# **1. Import Documents**

In [None]:
from google.colab import files
uploaded = files.upload()

def load_documents(file_path):
    documents = {}
    with open(file_path, 'r') as file:
        content = file.read().strip()
        docs = content.split("\n\n")  # Split based on double newlines
        for i, doc in enumerate(docs):
            doc_id = f"doc{i+1}"
            documents[doc_id] = doc.lower()
    return documents

file_path = '/content/sample_documents.txt'
documents = load_documents(file_path)


Saving sample_documents.txt to sample_documents (3).txt


# **2. Apply Tokenization and Stemming**

In [None]:
import nltk
from nltk.tokenize import word_tokenize
from nltk.stem import PorterStemmer
from nltk.corpus import stopwords
import string

nltk.download('punkt')
nltk.download('stopwords')

stemmer = PorterStemmer()
stop_words = set(stopwords.words('english'))

def preprocess_text(text):
    # Tokenize
    tokens = word_tokenize(text)
    # Remove punctuation and lowercase
    tokens = [word.lower() for word in tokens if word.isalpha()]
    # Remove stop words
    tokens = [word for word in tokens if word not in stop_words]
    # Stem
    tokens = [stemmer.stem(word) for word in tokens]
    return tokens


[nltk_data] Downloading package punkt to /root/nltk_data...
[nltk_data]   Package punkt is already up-to-date!
[nltk_data] Downloading package stopwords to /root/nltk_data...
[nltk_data]   Package stopwords is already up-to-date!

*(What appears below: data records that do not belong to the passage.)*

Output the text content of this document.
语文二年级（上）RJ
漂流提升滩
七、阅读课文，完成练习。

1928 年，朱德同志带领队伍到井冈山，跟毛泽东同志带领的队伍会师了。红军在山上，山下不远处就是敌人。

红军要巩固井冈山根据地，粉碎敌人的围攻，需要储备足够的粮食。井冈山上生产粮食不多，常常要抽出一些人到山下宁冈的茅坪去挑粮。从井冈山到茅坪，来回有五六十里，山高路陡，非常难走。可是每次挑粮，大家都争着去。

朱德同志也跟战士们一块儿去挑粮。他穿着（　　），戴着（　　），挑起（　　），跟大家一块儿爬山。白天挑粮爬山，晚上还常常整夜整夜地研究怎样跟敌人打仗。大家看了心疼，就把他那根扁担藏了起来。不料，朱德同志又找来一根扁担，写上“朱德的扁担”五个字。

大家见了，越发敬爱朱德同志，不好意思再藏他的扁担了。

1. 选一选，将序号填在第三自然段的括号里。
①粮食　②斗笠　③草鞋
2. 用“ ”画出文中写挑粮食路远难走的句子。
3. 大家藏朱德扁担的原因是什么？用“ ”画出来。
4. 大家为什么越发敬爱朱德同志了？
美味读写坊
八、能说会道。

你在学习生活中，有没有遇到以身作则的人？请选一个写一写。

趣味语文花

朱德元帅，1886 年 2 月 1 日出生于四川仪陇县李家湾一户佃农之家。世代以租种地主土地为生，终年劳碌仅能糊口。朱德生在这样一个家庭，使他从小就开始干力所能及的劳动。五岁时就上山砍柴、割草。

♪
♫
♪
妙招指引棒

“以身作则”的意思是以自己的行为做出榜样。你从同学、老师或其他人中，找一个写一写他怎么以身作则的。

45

# **3. Create Dictionary and Inverted Index**

In [None]:
from collections import defaultdict

def build_dictionary_and_index(documents):
    dictionary = set()
    inverted_index = defaultdict(set)

    for doc_id, text in documents.items():
        tokens = preprocess_text(text)
        dictionary.update(tokens)

        for token in tokens:
            inverted_index[token].add(doc_id)

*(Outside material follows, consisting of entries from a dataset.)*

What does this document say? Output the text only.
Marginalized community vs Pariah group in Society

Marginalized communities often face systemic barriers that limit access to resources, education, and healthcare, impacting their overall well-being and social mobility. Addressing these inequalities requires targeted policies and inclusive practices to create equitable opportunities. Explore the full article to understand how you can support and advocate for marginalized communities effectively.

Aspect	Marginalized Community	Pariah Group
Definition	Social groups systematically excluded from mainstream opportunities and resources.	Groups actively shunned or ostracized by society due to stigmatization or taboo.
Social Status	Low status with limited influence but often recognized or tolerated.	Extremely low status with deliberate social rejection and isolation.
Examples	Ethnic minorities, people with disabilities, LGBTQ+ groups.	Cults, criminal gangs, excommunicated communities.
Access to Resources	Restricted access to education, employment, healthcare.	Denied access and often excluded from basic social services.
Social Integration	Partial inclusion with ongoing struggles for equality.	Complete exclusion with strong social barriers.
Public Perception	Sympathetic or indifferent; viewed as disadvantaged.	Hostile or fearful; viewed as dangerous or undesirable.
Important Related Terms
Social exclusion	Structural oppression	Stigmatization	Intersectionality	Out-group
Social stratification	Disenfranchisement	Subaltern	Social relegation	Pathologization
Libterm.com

    return dictionary, inverted_index

dictionary, inverted_index = build_dictionary_and_index(documents)


# **4. Implement Boolean Retrieval**

In [None]:
def boolean_retrieval(query, inverted_index):
    operators = {'and': set.intersection, 'or': set.union, 'not': set.difference}
    query_terms = query.lower().split()

    result_set = None
    operator = None

    for term in query_terms:
        if term in operators:
            operator = operators[term]
        else:
            term_results = inverted_index.get(term, set())
            if result_set is None:
                result_set = term_results
            elif operator:
                result_set = operator(result_set, term_results)

    return result_set if result_set else set()

# Example usage
print(boolean_retrieval('cloud and computing', inverted_index))
print(boolean_retrieval('machine or learning', inverted_index))
print(boolean_retrieval('not quantum', inverted_index))


set()
set()
{'doc9'}